C’est pour l’étude technologique et historique que le collectionneur s’intéresse aux armes du passé. En sauvegardant ces objets qui sont inhérents à l’humanité, il préserve son histoire. Pour construire un avenir pacifique exempt de violence, ce n’est certainement pas en cachant ces objets que l’on y arrivera, mais au contraire en les montrant !

S’il existe des collectionneurs d’armes anciennes c’est que l’arme fait partie de l’histoire des hommes. Qu’elles soient pour le collectionneur des témoins de l’ingéniosité des inventeurs des siècles passés ou des souvenirs qui ont participé aux évènements de l’Histoire, ces armes constituent un patrimoine que l’on ne peut ignorer. Cette volonté de conservation anime tout collectionneur d’objets anciens, quels qu’ils soient.

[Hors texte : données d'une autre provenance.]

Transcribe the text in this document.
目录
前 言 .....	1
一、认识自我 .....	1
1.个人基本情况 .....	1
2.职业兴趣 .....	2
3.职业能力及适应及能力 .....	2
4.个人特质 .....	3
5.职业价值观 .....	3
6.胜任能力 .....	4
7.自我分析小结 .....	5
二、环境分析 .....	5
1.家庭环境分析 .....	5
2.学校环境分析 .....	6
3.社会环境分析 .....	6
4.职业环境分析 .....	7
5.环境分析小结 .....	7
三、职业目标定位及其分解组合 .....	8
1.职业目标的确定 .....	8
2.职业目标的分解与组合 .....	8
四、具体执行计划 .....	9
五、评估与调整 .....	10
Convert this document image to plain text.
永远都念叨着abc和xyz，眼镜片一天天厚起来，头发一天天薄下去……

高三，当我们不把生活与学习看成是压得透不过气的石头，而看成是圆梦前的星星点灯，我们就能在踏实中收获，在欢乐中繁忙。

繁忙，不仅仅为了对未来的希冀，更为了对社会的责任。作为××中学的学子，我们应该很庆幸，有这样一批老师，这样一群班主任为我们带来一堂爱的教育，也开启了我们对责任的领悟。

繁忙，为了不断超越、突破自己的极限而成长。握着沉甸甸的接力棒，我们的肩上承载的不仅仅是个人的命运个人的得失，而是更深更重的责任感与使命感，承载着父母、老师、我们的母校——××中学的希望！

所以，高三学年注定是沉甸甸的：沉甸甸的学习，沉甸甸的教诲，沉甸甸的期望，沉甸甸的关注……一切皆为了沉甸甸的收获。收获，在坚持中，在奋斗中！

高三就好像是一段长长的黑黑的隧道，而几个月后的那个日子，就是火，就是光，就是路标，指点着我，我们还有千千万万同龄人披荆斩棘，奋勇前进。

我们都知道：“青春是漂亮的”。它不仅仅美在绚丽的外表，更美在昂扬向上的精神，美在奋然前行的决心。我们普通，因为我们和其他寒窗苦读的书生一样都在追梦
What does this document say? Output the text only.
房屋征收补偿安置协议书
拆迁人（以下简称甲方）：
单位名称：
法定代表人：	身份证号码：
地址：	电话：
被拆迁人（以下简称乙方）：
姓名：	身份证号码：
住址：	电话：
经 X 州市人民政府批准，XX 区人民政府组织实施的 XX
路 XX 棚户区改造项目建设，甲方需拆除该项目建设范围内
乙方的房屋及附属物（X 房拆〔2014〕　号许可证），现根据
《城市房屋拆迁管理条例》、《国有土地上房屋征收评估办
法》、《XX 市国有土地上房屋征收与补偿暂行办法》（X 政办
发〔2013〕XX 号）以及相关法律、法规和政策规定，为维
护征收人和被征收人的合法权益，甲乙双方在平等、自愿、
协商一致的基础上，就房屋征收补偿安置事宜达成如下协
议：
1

Me passionnant pour ces objets du patrimoine historique depuis plus de 45 ans, j’ai constaté que le collectionneur est un être pacifique, plus intéressé par la possession de l’objet non dénaturé que par son utilisation. Ces souvenirs le poussent à rechercher les circonstances de leur création, le contexte de leur emploi à l’époque, bref à connaître l’histoire de ces objets à travers une démarche culturelle. Si certains détenteurs d’armes anciennes les utilisent pour le tir, ils restent minoritaires. En effet, l’utilisation d’armes anciennes est compliquée du fait de leurs techniques dépassées. Elle n’est pas à la portée du citoyen moyen et reste réservée à une minorité de tireurs très spécialisés. De plus cette activité est également limitée par la rareté des armes anciennes ayant conservé un état permettant une utilisation éventuelle.
Il en est de même pour le matériel militaire « antique » roulant utilisé pour les commémorations ou autres présentations et totalement inefficace pour l’usage prévu à l’origine.

La Violence

Les collectionneurs ne sont pas concernés par les violences commises avec des armes à feu : sauf comme victimes potentielles. Les armes employées pour commettre des violences ne sont pas nos vénérables tromblons inoffensifs en raison de leur obsolescence, l’impossibilité de trouver des munitions et leur aspect désuet qui rendrait ridicule toute utilisation pour des actes délictueux.
Donc en tant que représentant des collectionneurs, il nous est difficile de débattre du sujet de la violence par arme à feu.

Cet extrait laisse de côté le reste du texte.